По окончании университета зарабатывал на жизнь научными переводами

– Владимир Владимирович, ваше решение поступать на биологический факультет. С чем оно было связано?

– Иван Петрович Павлов.

– То есть вы хотели быть как Павлов?

– Да, хотел. Я вообще считал, что я открою тайны человеческого мозга. Я читал Павлова… начал читать его, когда мне было лет, наверное, шестнадцать. И был совершенно потрясен тем, что он там писал, и восхищался его опытами, и вообще условные рефлексы меня невероятно интересуют до сих пор.

– До сих пор?

– Да. Ну, в общем, это отдельная тема, но я решил, что вот точно совершенно – это то, чем я буду заниматься.

– А в какой момент вы поняли, что вас вывозит в какую-то другую сторону?

– К концу 3-го курса.

– А с чем это было связано?

– Я просто стал отдавать себе отчет в том, что я не ученый, что у меня не ученые мозги, что это другое совсем. Что мне надо что-то другое. То есть к этому моменту я считал, что я знаю, что я хочу переводить английскую поэзию на русский язык, я этим буду заниматься и восхищался этим и т.д.

Вообще, литературу я всегда очень любил, и собственно стал этим заниматься, и по окончании университета зарабатывал на жизнь научными переводами. Все-таки у меня три языка. Но для себя тоже переводил.

– А что вы переводили?

– Ну, мой любимый поэт тогда был Джон Донн.

– «По ком звонит колокол». Это же самая известная его цитата.

– Эпиграф. Это, правда, не стихотворение, это проповедь. Ну, я много что переводил.
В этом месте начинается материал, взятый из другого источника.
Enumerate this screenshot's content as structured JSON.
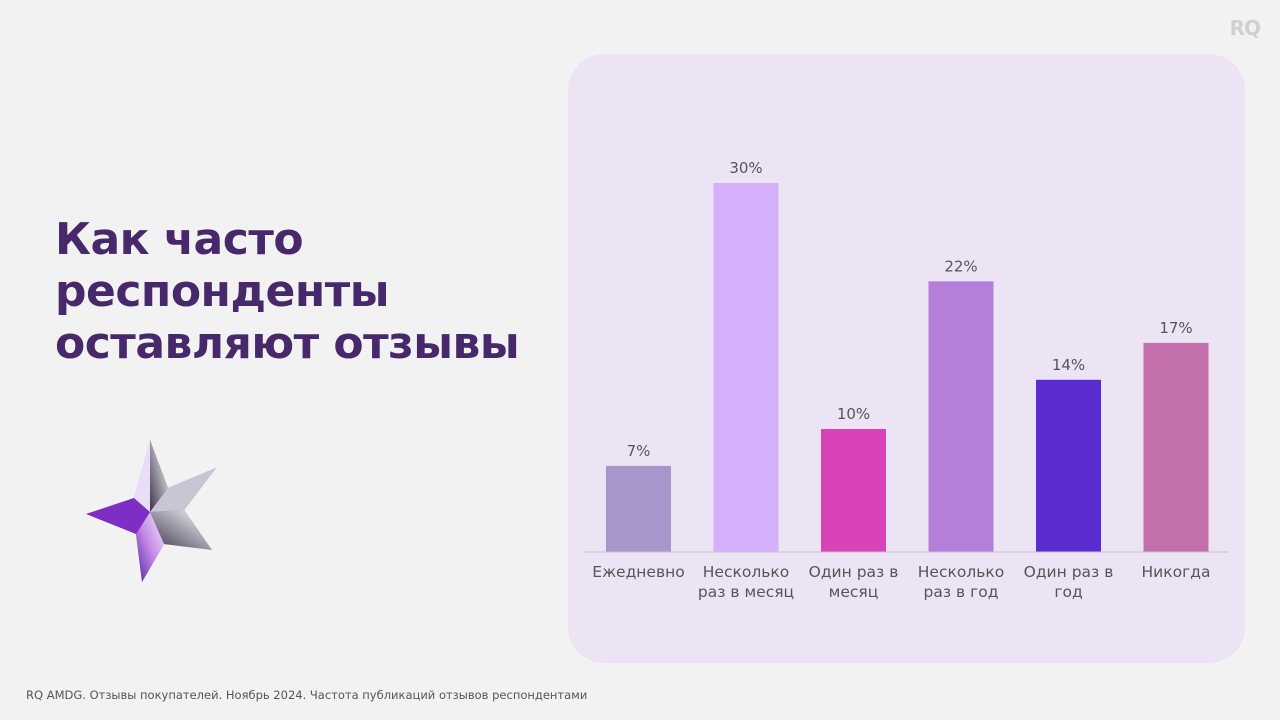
{
  "brand": "RQ",
  "title_lines": [
    "Как часто",
    "респонденты",
    "оставляют отзывы"
  ],
  "footer": "RQ AMDG. Отзывы покупателей. Ноябрь 2024. Частота публикаций отзывов респондентами",
  "colors": {
    "title": "#47286b",
    "panel": "#ece4f5",
    "page_bg": "#f2f2f2"
  },
  "chart_data": {
    "type": "bar",
    "categories": [
      [
        "Ежедневно"
      ],
      [
        "Несколько",
        "раз в месяц"
      ],
      [
        "Один раз в",
        "месяц"
      ],
      [
        "Несколько",
        "раз в год"
      ],
      [
        "Один раз в",
        "год"
      ],
      [
        "Никогда"
      ]
    ],
    "values": [
      7,
      30,
      10,
      22,
      14,
      17
    ],
    "value_labels": [
      "7%",
      "30%",
      "10%",
      "22%",
      "14%",
      "17%"
    ],
    "bar_colors": [
      "#a895cc",
      "#d6b1fb",
      "#d844b8",
      "#b57ed8",
      "#5a2bd1",
      "#c26faa"
    ],
    "ylim": [
      0,
      30
    ],
    "grid": false,
    "legend": "none"
  }
}
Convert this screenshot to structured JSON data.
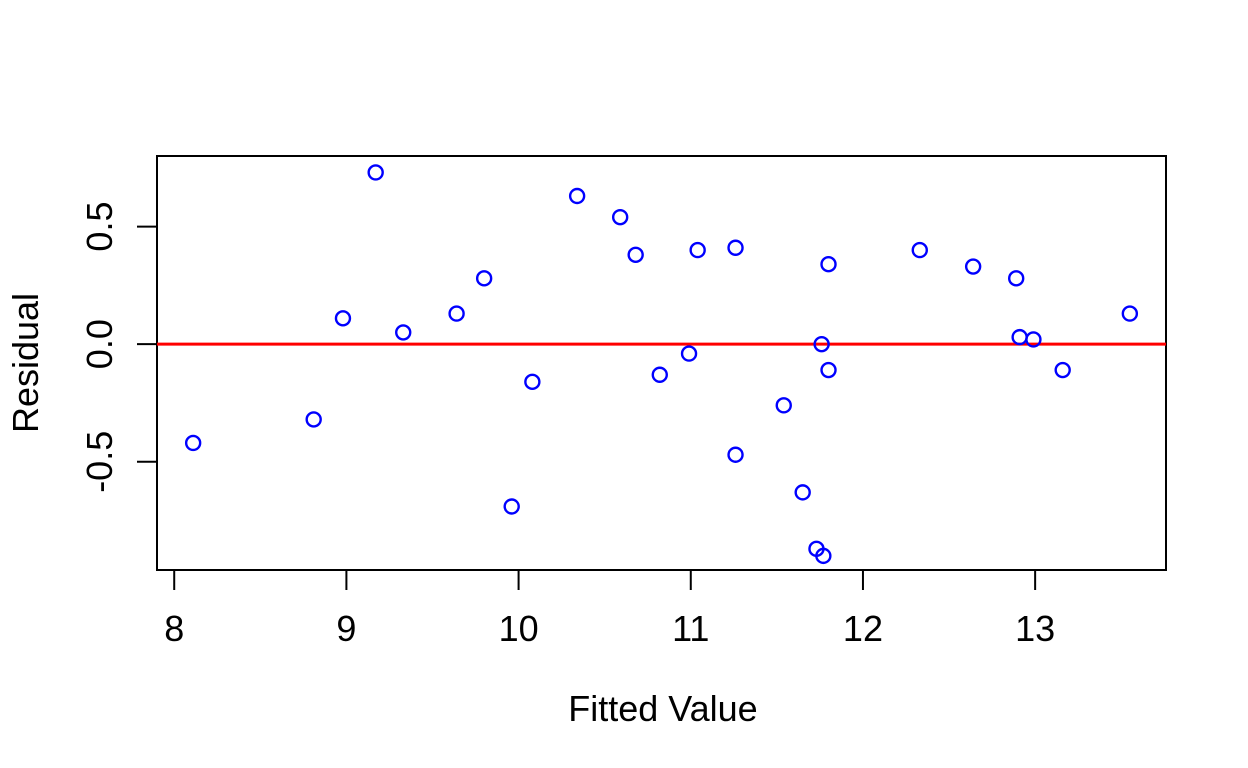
{
  "figure": {
    "background": "#ffffff",
    "frame_color": "#000000"
  },
  "chart_data": {
    "type": "scatter",
    "title": "",
    "xlabel": "Fitted Value",
    "ylabel": "Residual",
    "xlim": [
      7.9,
      13.76
    ],
    "ylim": [
      -0.96,
      0.8
    ],
    "grid": false,
    "legend": "none",
    "x_ticks": {
      "values": [
        8,
        9,
        10,
        11,
        12,
        13
      ],
      "labels": [
        "8",
        "9",
        "10",
        "11",
        "12",
        "13"
      ]
    },
    "y_ticks": {
      "values": [
        -0.5,
        0.0,
        0.5
      ],
      "labels": [
        "-0.5",
        "0.0",
        "0.5"
      ]
    },
    "reference_line": {
      "y": 0.0,
      "color": "#FF0000"
    },
    "point_style": {
      "shape": "open-circle",
      "color": "#0000FF"
    },
    "series": [
      {
        "name": "residuals",
        "points": [
          {
            "x": 8.11,
            "y": -0.42
          },
          {
            "x": 8.81,
            "y": -0.32
          },
          {
            "x": 8.98,
            "y": 0.11
          },
          {
            "x": 9.17,
            "y": 0.73
          },
          {
            "x": 9.33,
            "y": 0.05
          },
          {
            "x": 9.64,
            "y": 0.13
          },
          {
            "x": 9.8,
            "y": 0.28
          },
          {
            "x": 9.96,
            "y": -0.69
          },
          {
            "x": 10.08,
            "y": -0.16
          },
          {
            "x": 10.34,
            "y": 0.63
          },
          {
            "x": 10.59,
            "y": 0.54
          },
          {
            "x": 10.68,
            "y": 0.38
          },
          {
            "x": 10.82,
            "y": -0.13
          },
          {
            "x": 10.99,
            "y": -0.04
          },
          {
            "x": 11.04,
            "y": 0.4
          },
          {
            "x": 11.26,
            "y": 0.41
          },
          {
            "x": 11.26,
            "y": -0.47
          },
          {
            "x": 11.54,
            "y": -0.26
          },
          {
            "x": 11.65,
            "y": -0.63
          },
          {
            "x": 11.73,
            "y": -0.87
          },
          {
            "x": 11.76,
            "y": 0.0
          },
          {
            "x": 11.77,
            "y": -0.9
          },
          {
            "x": 11.8,
            "y": 0.34
          },
          {
            "x": 11.8,
            "y": -0.11
          },
          {
            "x": 12.33,
            "y": 0.4
          },
          {
            "x": 12.64,
            "y": 0.33
          },
          {
            "x": 12.89,
            "y": 0.28
          },
          {
            "x": 12.91,
            "y": 0.03
          },
          {
            "x": 12.99,
            "y": 0.02
          },
          {
            "x": 13.16,
            "y": -0.11
          },
          {
            "x": 13.55,
            "y": 0.13
          }
        ]
      }
    ]
  }
}
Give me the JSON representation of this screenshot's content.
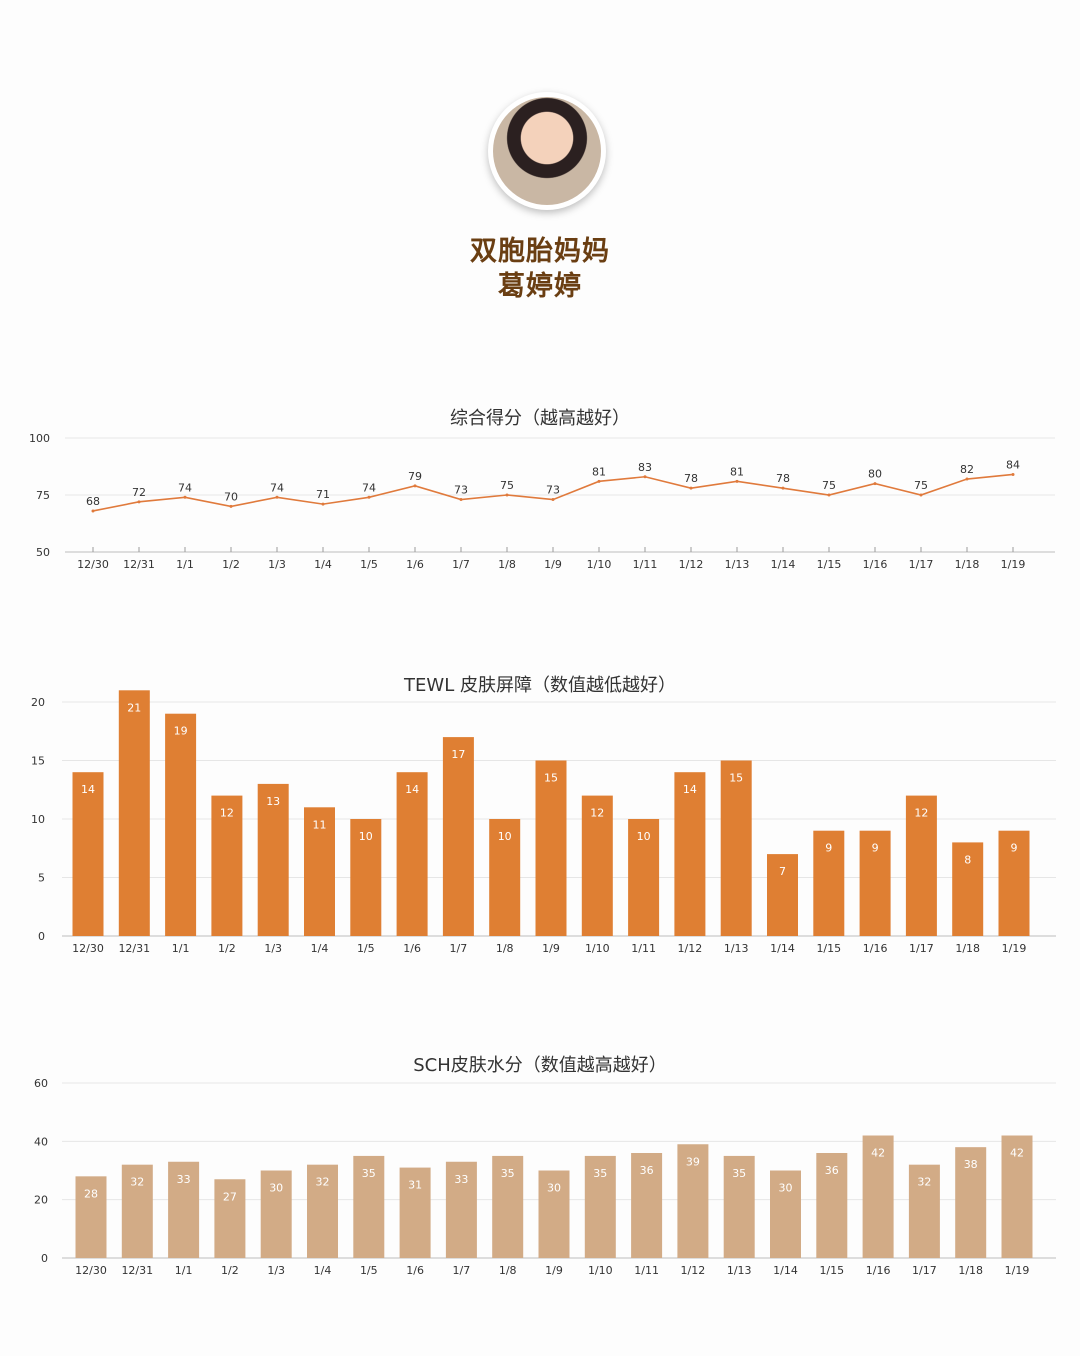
{
  "profile": {
    "avatar_icon": "woman-portrait-avatar",
    "title": "双胞胎妈妈",
    "name": "葛婷婷"
  },
  "colors": {
    "name": "#6a3e12",
    "line": "#e07a3c",
    "tewl_bar": "#df7f33",
    "sch_bar": "#d2ab86",
    "grid": "#e6e6e6"
  },
  "chart_data": [
    {
      "type": "line",
      "title": "综合得分（越高越好）",
      "categories": [
        "12/30",
        "12/31",
        "1/1",
        "1/2",
        "1/3",
        "1/4",
        "1/5",
        "1/6",
        "1/7",
        "1/8",
        "1/9",
        "1/10",
        "1/11",
        "1/12",
        "1/13",
        "1/14",
        "1/15",
        "1/16",
        "1/17",
        "1/18",
        "1/19"
      ],
      "values": [
        68,
        72,
        74,
        70,
        74,
        71,
        74,
        79,
        73,
        75,
        73,
        81,
        83,
        78,
        81,
        78,
        75,
        80,
        75,
        82,
        84
      ],
      "yticks": [
        50,
        75,
        100
      ],
      "ylim": [
        50,
        100
      ],
      "grid": true
    },
    {
      "type": "bar",
      "title": "TEWL 皮肤屏障（数值越低越好）",
      "categories": [
        "12/30",
        "12/31",
        "1/1",
        "1/2",
        "1/3",
        "1/4",
        "1/5",
        "1/6",
        "1/7",
        "1/8",
        "1/9",
        "1/10",
        "1/11",
        "1/12",
        "1/13",
        "1/14",
        "1/15",
        "1/16",
        "1/17",
        "1/18",
        "1/19"
      ],
      "values": [
        14,
        21,
        19,
        12,
        13,
        11,
        10,
        14,
        17,
        10,
        15,
        12,
        10,
        14,
        15,
        7,
        9,
        9,
        12,
        8,
        9
      ],
      "yticks": [
        0,
        5,
        10,
        15,
        20
      ],
      "ylim": [
        0,
        20
      ],
      "grid": true
    },
    {
      "type": "bar",
      "title": "SCH皮肤水分（数值越高越好）",
      "categories": [
        "12/30",
        "12/31",
        "1/1",
        "1/2",
        "1/3",
        "1/4",
        "1/5",
        "1/6",
        "1/7",
        "1/8",
        "1/9",
        "1/10",
        "1/11",
        "1/12",
        "1/13",
        "1/14",
        "1/15",
        "1/16",
        "1/17",
        "1/18",
        "1/19"
      ],
      "values": [
        28,
        32,
        33,
        27,
        30,
        32,
        35,
        31,
        33,
        35,
        30,
        35,
        36,
        39,
        35,
        30,
        36,
        42,
        32,
        38,
        42
      ],
      "yticks": [
        0,
        20,
        40,
        60
      ],
      "ylim": [
        0,
        60
      ],
      "grid": true
    }
  ]
}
И каким-то непонятным для меня образом какие-то мои черновики попали к Самуилу Яковлевичу Маршаку. По-моему, все-таки это моя теща, композитор Зара Левина, она с ним была знакома, потому что она писала песни в том числе для детей, а он детский поэт, писатель и так далее. Ну, короче говоря, мне позвонила его экономка Розалия Ивановна. Немка из Риги, которую он спас во время войны от расстрела. И сказала мне скрипучим голосом, что меня просит приехать Самуил Яковлевич Маршак, а для меня это было все равно как Господь Бог. Я к нему приехал… Запомню навсегда. Такой невысокого роста совсем, с большой головой, лицо целиком в мелких-мелких морщинках…

– При том, что он же был не то чтобы очень старый…

– Да. Но тогда люди по-другому выглядели. У него были большие такие уши. Я думал, что они как у слона шершавые, хотел их потрогать. Но этого не сделал. Маленькие зеленые глаза за толстыми стеклами очков. Он меня повел к себе в кабинет и сказал мне, что у меня есть некоторые способности, но нет умения. И что если я соглашусь быть его литературным секретарем, то он время от времени будет со мной заниматься. Ну, вообще!..

– А ваши переводы, они изданы?

– Кое-что да. Ну, и конечно, какой же я был литературный секретарь. Я был писарь. Я отвечал на его письма из Англии, из Франции, из Америки, и из России, кстати говоря. Он мне время от времени читал свои переводы, потому что он очень любил на слух и спрашивал – как? Ну, как? Гениально, конечно же.

Но благодаря ему я совершенно заново постиг русскую литературу, о стихосложении очень много. Он так потрясающе рассказывал, я заново все прочитал. Он всех знал. А кого не знал лично, он знал творчество. В общем, мне дико повезло. И конечно, это был выдающийся человек.

Он очень много курил. Он курил четыре пачки в день и у него были плохие легкие. И когда он заболевал, сразу легкие, температура, начинал бредить. И просил меня сидеть около его кровати. Он был очень одиноким человеком. И я помню, как я однажды сидел рядом с ним, он пришел в себя, а в кровати он выглядел таким маленьким. Он так смотрит на меня и говорит: Эх, Владимир Владимирович, поедемте в Англию? Я говорю: Конечно, Самуил Яковлевич. А я не выездной совершенной… И купим конный выезд. Я говорю: Хорошо. И вы будете сидеть на козлах, но внутри буду сидеть я, потому что там будут красивые женщины, а вы не умеете с ними обращаться.

Ну, в общем вот так вот. Вот такие приключения.